Anto leaned into Bob’s face, peering intently, seeking answers.
“Sniper, you’re a lot of trouble.”
“Begging your pardon, Anto,” said a new voice-it had to be the one called Raymond, who hardly ever spoke-“but maybe it’s best if yis don’t be calling him ‘Sniper.’ It reminds him of who he is, and in that perhaps he’s finding his bloody strength.”
“Hmm,” said Anto, “good point, Raymond. Should I try the reverse then?”
“I should,” said Raymond. “Don’t build him up, tear the fellow down. Make him see how little he is, how he cannot win, how we hold all the cards, we are the power.
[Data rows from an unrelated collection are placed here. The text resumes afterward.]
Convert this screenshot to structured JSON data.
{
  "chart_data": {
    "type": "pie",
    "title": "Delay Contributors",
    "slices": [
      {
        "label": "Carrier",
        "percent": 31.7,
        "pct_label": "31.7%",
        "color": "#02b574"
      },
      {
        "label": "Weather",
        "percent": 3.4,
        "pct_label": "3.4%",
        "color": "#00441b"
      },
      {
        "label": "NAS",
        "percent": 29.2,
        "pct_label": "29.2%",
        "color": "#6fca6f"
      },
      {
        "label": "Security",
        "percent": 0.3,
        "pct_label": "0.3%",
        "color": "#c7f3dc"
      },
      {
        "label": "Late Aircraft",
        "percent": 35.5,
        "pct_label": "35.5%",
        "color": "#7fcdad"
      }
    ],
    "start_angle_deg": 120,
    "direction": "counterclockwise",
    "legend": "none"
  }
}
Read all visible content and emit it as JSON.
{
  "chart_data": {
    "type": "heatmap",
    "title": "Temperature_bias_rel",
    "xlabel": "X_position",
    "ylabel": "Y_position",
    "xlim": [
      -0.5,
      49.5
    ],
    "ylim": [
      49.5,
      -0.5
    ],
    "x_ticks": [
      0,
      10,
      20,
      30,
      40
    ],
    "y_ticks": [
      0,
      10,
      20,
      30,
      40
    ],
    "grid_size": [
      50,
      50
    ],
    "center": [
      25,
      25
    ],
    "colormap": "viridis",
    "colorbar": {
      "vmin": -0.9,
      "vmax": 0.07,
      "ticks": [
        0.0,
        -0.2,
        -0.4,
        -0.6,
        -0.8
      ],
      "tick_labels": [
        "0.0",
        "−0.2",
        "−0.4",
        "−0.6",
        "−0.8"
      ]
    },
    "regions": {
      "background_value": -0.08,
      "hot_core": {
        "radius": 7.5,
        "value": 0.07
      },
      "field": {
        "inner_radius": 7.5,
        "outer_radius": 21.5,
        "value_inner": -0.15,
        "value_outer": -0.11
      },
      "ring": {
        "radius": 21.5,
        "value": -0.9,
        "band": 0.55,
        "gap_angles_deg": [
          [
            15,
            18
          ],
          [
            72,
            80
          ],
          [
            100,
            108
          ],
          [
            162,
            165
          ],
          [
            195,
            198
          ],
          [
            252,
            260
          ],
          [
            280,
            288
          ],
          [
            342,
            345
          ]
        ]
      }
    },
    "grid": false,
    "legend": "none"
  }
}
This man here is a man being tortured in a cellar, the lowest form of life there is, at the whim and mercy of them that has him.”
“Did you hear that, you bloody bastard?” Anto asked Bob. “Raymond thinks I’m all wrong, I’m building you up when it’s tearing you down that should be my pathway. All right then, I’ll try it. Nobody can say I don’t listen to suggestions. Hero! What tripe! What rotten spew! What yellow runny shit! You’d be nothing. Do you hear? You’re a man who’s killed boys and women in your time, as have we all. You ain’t no hero, you’re a bloody killer, with your fancy rifle, lyin’ up in the grass, waiting for the poor sods to come out and then taking all from them with but the three ounces you put into the trigger, and it’s nothing to you, but somewhere there’s a widow cryin’, a baby or two starvin’, a mate grievin’, a father disconsolate, a mother ruined. But that’s nothing to the bastard in them bushes calmly and without a scratch on him looking for his next voyager and hoping to get back while the scoff’s still hot. Aye, looking at him makes me sick, boys. Douse him again. Get this bastard done so I don’t have to truck with the gobshite.”